Reminds me of Booker T. Washington’s autobiography where he stated that most people in clergy simply didn’t want to work anymore.
It’s such a telling indicator of our zeitgeist when we professionalize and schematize compassion and personal reflection into a lifetime club of supposed health and wellness, all for a monthly membership fee (call now and we’ll even include a monthly self-care manual!)

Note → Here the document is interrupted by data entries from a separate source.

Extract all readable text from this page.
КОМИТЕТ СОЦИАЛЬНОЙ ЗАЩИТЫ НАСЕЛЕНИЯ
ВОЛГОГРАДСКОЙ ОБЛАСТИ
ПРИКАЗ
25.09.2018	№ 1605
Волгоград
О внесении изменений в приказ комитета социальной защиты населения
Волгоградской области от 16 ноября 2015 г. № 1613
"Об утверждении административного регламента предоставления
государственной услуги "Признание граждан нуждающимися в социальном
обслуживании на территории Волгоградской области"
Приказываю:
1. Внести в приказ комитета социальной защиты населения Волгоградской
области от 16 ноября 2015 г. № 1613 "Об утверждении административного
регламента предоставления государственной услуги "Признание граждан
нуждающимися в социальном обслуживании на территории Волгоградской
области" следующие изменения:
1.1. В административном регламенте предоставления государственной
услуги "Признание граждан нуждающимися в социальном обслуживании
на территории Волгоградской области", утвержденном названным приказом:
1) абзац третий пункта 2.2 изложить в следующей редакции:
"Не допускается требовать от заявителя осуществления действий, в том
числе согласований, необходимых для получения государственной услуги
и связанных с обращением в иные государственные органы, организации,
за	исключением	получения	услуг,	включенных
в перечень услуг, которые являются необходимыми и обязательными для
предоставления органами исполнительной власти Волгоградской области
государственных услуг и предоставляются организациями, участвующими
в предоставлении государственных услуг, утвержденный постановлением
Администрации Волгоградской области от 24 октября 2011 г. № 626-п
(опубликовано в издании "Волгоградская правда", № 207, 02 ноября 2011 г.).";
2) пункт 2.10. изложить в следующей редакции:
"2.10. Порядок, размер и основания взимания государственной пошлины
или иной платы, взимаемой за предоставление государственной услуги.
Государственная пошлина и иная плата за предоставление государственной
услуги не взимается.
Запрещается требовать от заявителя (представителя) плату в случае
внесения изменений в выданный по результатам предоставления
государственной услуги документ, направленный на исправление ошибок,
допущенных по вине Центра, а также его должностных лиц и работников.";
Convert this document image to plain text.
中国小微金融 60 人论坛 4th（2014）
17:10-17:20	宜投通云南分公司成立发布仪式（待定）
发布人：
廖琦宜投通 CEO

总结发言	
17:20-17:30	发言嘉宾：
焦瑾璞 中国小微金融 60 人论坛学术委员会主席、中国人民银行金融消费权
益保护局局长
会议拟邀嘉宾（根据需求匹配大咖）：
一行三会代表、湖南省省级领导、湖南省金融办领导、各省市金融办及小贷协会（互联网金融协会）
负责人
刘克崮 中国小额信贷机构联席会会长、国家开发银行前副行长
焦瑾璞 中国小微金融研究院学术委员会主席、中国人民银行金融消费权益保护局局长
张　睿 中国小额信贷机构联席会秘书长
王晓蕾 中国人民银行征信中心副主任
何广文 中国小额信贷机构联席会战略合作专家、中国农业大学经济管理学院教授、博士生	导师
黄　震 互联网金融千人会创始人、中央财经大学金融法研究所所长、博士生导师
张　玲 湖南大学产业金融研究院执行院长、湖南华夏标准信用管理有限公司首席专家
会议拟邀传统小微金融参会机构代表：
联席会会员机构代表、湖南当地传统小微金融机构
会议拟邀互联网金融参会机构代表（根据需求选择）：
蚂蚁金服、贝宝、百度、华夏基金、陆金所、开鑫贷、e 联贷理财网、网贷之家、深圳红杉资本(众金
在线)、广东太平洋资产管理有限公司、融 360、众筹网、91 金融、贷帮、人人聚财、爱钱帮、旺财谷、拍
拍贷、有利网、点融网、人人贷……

Very late to the show on this one. Wanted to say that of course you’re annoyed because it’s all pretend. Life coaches don’t have to go through the training of a therapist yet can charge much more and aren’t ethically bound by much. Therefore, it is indeed like paying a friend to be your friend. They get to feel self-important, and I guess that’s worth something, but I’d steer clear. Also, the bit about positivity – anyone demanding positive thoughts and positive outlooks is in denial about and afraid of half of their life. I wouldn’t trust them.
My (former) best friend started life coaching recently. She asked me to do an hour long questionnaire with her to learn more about my anxiety and depression issues, and in exchange she offered 1 free session. I was happy to do the questionnaire and didn’t need the session really but we did the session and it was great. She sent me another questionnaire to fill out before our free season and it included the question “how financially ready are you to commit to your mental health” even if this question was not angled toward me and this questionnaire was just a formality, that question really irked me. It’s like a pushy gym membership. It’s Preying on vulnerable people’s emotions and it’s overly pushy. Plus, in my eyes, a reputable business sets a price and offers a service. They don’t ask people questions like that. But I let it side and just figured she’s new to this and find her way..
A few weeks later, I reached out to my friend when I was going through a rough patch, this is amidst other communication that was unrelated and normal BFF chats. And her response was that I should purchase a life coaching package. I was completely disgusted. I wasnt looking for her advice as a professional, or tools for my success. I was reaching out to my best friend.
After a bit of back and forth I cut all ties with her.
I found this post after my neighbor emailed me about her becoming a “life coach”. I too had to fill out the questionnaire and spend an hour discussing my personal life. I was just trying to be nice because I really had no interest in participating and although we are neighbors it’s not like we’re close friends or anything. And I don’t want to participate, I don’t need a life coach in my opinion! But now it’s awkward every time I see her ..which is most days. Why do people do this to their friends and neighbors?? It’s like people pushing pyramid schemes, in my experience if someone wants some thing they will seek it out.
And also everything was very vague, but I knew somewhere in the end it was gonna cost me money! No thanks, like the previous poster said, that’s what friends are for!!